Norveç’in 1,4 trilyon dolar büyüklüğündeki Varlık Fonu, daha evvel Credit Suisse’i devralan ve bu mutabakatın avantajlarından faydalanarak milletlerarası yatırımcıları kazanmaya çalışan İsviçreli bankacılık devi UBS’nin en büyük hissedarı haline geldi.
Dünyanın en büyük kamu varlık fonunu yöneten Norges Bank Investment Management(NBIM) neredeyse 20 yıldır hissedarı olduğu kümedeki payını bu ay yüzde 5’in üzerine çıkardı.
UBS yöneticileri, geçtiğimiz altı ay boyunca yatırımcılara, eski rakipleri Credit Suisse’in kamu aracılığıyla 3,4 milyar dolarlık kurtarılmasında başarılı olabileceğini kanıtlamaya çalışıyordu.
Birçok büyük fon yöneticisi ise, UBS’nin karmaşık entegrasyon sürecini ne kadar düzgün yürüttüğüne ve hissedar getirilerini ne kadar erken tekrar başlatacağına odaklanmış durumda.
S&P Capital IQ’ya nazaran halihazırda UBS’nin en büyük 10 hissedarı ortasında yer alan NBIM, ABD’li yatırımcılar Dodge & Cox ve BlackRock şirketlerini geride bırakarak en büyük hissedar pozisyonuna yükseldi.
Credit Suisse’in de birinci 10 yatırımcısı içindeydi
NBIM, Mart ayında iflas ettiğinde Credit Suisse’in de birinci 10 yatırımcısı ortasındaydı lakin payları elden çıkarmaya çalışıyordu.
Credit Suisse’in Nisan ayındaki son Genel Heyet toplantısında NBIM, idare konseyinin çoğunluğu ve lider Axel Lehmann’ın aleyhinde oy kullanarak, “Hissedarlar, kendi çıkarlarına uygun hareket edilmemesi halinde idare konseyinde değişiklik talep etme hakkına sahip olmalıdır” tabirlerini kullanmıştı.
Devralma konusunda muahedeye varıldıktan sonraki haftalarda NBIM CEO’su Nicolai Tangen, İsviçre gazetesi Finews’e yaptığı açıklamada, “İsviçre hükümeti, Credit Suisse’i kurtarmak için gerçek adımları attı. Bu atılımla İsviçre finans merkezi ve ötesinde denetim edilemeyecek bir durumun yaşanmasını önledi” değerlendirmesinde bulunmuştu.
Hedefte ABD’li büyük fon yöneticileri var
Colm Kelleher, 18 ay evvel UBS’nin başına geldiği tarihten itibaren bankanın Wall Street’teki muadilleriyle ortasındaki değerleme farkını kapatmak hedefiyle büyük, yüklü olarak ABD’li etkin fon yöneticilerini kazanmaya odaklanmıştı.

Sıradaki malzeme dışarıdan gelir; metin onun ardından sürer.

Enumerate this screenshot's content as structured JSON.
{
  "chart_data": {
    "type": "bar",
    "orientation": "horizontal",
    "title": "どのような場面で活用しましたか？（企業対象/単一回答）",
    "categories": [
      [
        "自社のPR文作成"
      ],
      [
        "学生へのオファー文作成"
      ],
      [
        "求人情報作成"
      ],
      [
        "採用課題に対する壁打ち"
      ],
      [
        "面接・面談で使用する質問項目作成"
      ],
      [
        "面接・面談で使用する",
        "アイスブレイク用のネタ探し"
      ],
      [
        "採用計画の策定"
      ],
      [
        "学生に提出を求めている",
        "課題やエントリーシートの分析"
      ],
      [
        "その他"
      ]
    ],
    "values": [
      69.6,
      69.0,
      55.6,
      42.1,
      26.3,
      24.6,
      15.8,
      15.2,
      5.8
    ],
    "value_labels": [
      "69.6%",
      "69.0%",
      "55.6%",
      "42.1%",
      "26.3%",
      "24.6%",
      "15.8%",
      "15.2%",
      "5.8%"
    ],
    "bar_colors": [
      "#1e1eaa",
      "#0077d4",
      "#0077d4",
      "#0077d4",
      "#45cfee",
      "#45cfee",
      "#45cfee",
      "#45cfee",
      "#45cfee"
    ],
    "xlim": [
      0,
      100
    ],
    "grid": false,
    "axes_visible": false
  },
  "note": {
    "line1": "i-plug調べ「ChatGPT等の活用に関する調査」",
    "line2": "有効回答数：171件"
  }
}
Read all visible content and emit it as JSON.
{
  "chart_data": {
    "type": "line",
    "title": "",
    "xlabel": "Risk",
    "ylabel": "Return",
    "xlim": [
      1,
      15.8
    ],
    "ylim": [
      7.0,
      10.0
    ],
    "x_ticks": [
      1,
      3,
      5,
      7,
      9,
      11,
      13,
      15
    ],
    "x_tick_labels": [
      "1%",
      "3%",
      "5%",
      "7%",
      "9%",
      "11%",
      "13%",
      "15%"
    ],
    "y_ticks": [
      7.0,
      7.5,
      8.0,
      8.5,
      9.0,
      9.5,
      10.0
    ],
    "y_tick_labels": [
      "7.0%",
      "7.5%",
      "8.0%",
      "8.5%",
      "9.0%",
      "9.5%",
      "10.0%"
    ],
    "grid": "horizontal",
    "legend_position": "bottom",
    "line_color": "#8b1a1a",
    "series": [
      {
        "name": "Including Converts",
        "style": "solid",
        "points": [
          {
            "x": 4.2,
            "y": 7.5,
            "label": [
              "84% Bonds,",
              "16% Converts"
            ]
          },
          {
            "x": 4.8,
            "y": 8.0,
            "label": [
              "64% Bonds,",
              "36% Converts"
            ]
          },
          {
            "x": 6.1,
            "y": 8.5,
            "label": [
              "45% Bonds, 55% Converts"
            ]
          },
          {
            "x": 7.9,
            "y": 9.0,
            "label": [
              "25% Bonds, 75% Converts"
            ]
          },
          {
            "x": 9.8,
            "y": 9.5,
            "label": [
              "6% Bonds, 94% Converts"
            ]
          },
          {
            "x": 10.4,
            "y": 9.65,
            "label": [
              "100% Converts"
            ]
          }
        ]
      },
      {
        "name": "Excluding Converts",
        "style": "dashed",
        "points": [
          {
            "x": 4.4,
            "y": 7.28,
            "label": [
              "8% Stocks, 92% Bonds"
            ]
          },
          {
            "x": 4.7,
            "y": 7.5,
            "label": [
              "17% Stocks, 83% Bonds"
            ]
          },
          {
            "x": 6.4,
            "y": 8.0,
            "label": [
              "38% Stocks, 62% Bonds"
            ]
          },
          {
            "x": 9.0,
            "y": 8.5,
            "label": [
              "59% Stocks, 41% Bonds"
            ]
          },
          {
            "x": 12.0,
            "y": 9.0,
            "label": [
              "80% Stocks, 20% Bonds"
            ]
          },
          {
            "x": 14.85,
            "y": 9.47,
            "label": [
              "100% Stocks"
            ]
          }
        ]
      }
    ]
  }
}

İsviçre’de halka açık olarak süreç gören UBS, muhasebe defter kıymetinin (bir varlığın orjinal maliyetinden varlığa yapılan amortisman, itfa ve bedel düşüklüğü maliyetlerinin düşüldüğünde ortaya çıkan değer) bir katının biraz üstünde süreç görürken Kelleher’in mesleğinin birçoklarını geçirdiği Morgan Stanley ise bunu iki katı fiyatla süreç görüyor.
UBS’nin üst seviye yöneticileri, global operasyonlarına karşın bankanın yatırımcılar tarafından Avrupa odaklı görüldüğüne lakin ABD’li rakiplerinin ise daha yaygın olarak süreç gören Wall Street’te halka arz olmanın yarar gördüğünü inanıyor.
Credit Suisse kararından beri yüzde 30 yükseldi
UBS payları, Credit Suisse’i kurtarma kararı aldığı altı aylık süreçte yüzde 30 yükseliş kaydetti.
Yatırımcılar ve analistler, bankanın geçtiğimiz ay muahedenin gerçekleşmesi için kamudan finansal dayanak talep etmeyeceklerine dair açıklamalarına olumlu reaksiyon vermişti.
UBS’nin ikinci çeyrek sonuçlarında 29 milyar dolar kâr açıkladığı Ağustos ayının sonunda payları daha da yükselmişti.
Bu sayı, bir banka için şimdiye kadarki en büyük çeyreklik çıkar olma özelliğini taşısa da sayının tamamına yakını Credit Suisse satın alımından elde edilen muhasebe hesaplarından kaynaklandı.
Analister, UBS’nin Credit Suisse’i satın almayı kabul etmesiyle orta verilen pay geri alımlarına gelecek yıl yine başlayacağını öngörüyor.